What the mod adds as a quality-of-life feature over the base game is the addition of a small pop-up when cross-fire or something else negative occurs. Playing SWAT 4 without it can result in excess frustration when you get to the end of the level and you are told you just aren’t good enough. I don’t mind being a point or two out and having to replay the level, but when you are so far off the mark, it is frustrating. Though what do I mean by a point or two out?
Graded on Easy, Medium, Hard, and Elite, these have a set number you must meet to get a passing grade. Easy is 0, Medium is 50, hard is 75, and Elite is 95 (90 modded). Missing one of those by a couple/few points is quite frustrating, so why there wasn’t a default “this is what you could have won” pop-up doesn’t make much sense to me given that is ultimately your goal. I get that I am speaking of this from the modern mindset, and thus common sense and hindsight is 20-20. However, I can’t for a second understand why not showing that information made sense.
That said, even with pop-ups that tell you this, it doesn’t mean I am focused on that as I battle the menu to properly prep a room and keep the team safe. This isn’t always the case as the controls can be cumbersome now: Right-click to open the menu, Z to zoom or with the mod sights, C to crouch instead of Ctrl, V for your light, and X to swap fire modes. 1 through 0 are also your weapons/equipment, from your primary and secondary to your tactical outfits like door wedges, pepper spray, flashbangs, and stingers.
The tactical menu is where the majority of the slowdown comes though it does make sense why it was done this way.

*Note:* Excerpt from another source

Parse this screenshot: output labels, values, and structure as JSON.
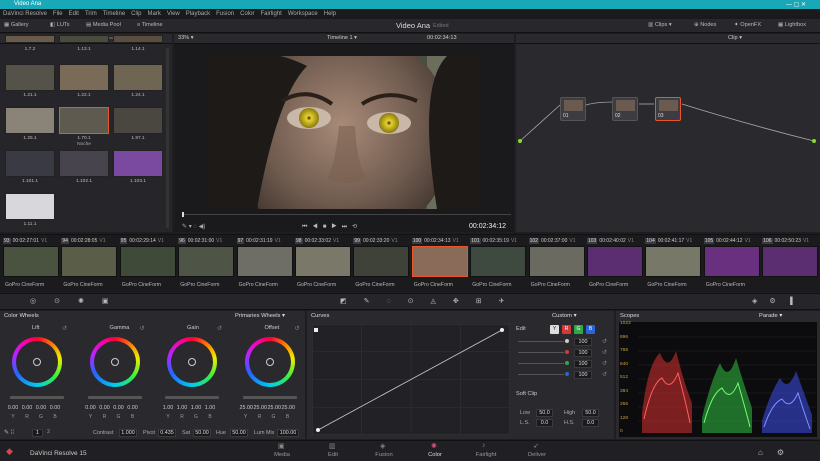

You can select between Right click and hold to open with release selecting the option or you can change that to left click, but to move around it you need to move the mouse through the drop-down menu, slide across to access it, and then select what you want. It could be a sensitivity issue, but I’ve found myself moving the mouse to no effect and I’ve seen trying to slow down so it isn’t so wild. Finding a balance in sensitivity is quite difficult for the type of game SWAT 4 is.

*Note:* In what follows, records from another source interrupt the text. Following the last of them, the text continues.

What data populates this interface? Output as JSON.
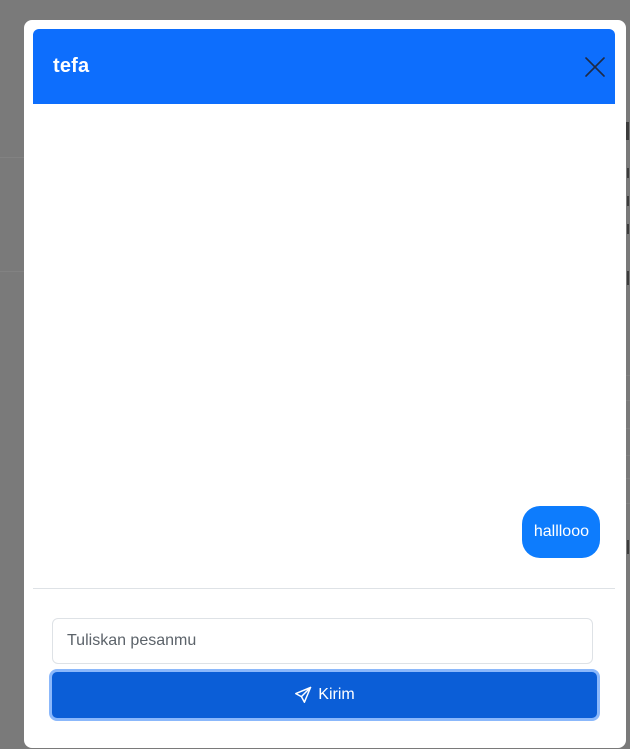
{
  "modal": {
    "title": "tefa",
    "close_icon": "close-icon"
  },
  "chat": {
    "messages": [
      {
        "text": "halllooo",
        "sender": "self"
      }
    ]
  },
  "composer": {
    "placeholder": "Tuliskan pesanmu",
    "value": "",
    "send_label": "Kirim",
    "send_icon": "paper-plane-icon"
  },
  "colors": {
    "header": "#0d6efd",
    "bubble": "#0d7cfd",
    "button": "#0b5ed7",
    "overlay": "#7a7a7a"
  }
}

Swat 4‘s age is made up for in a reasonably well-designed set of ideas which we don’t often see anymore, at least not for single-player. The detailed briefings, AI that can be semi-competent from time to time, and variety without feeling overwhelming. It isn’t perfect by any stretch of the imagination, though it also isn’t excessively saggy and ready for its coffin just yet. Ultimately, SWAT 4 was ahead of its time with some of its ideas of tactical first-person gameplay, and could desperately do with a modern (Single-player) counterpart to clean up its dated mistakes. Regardless it is still enjoyable nearly 20 years later.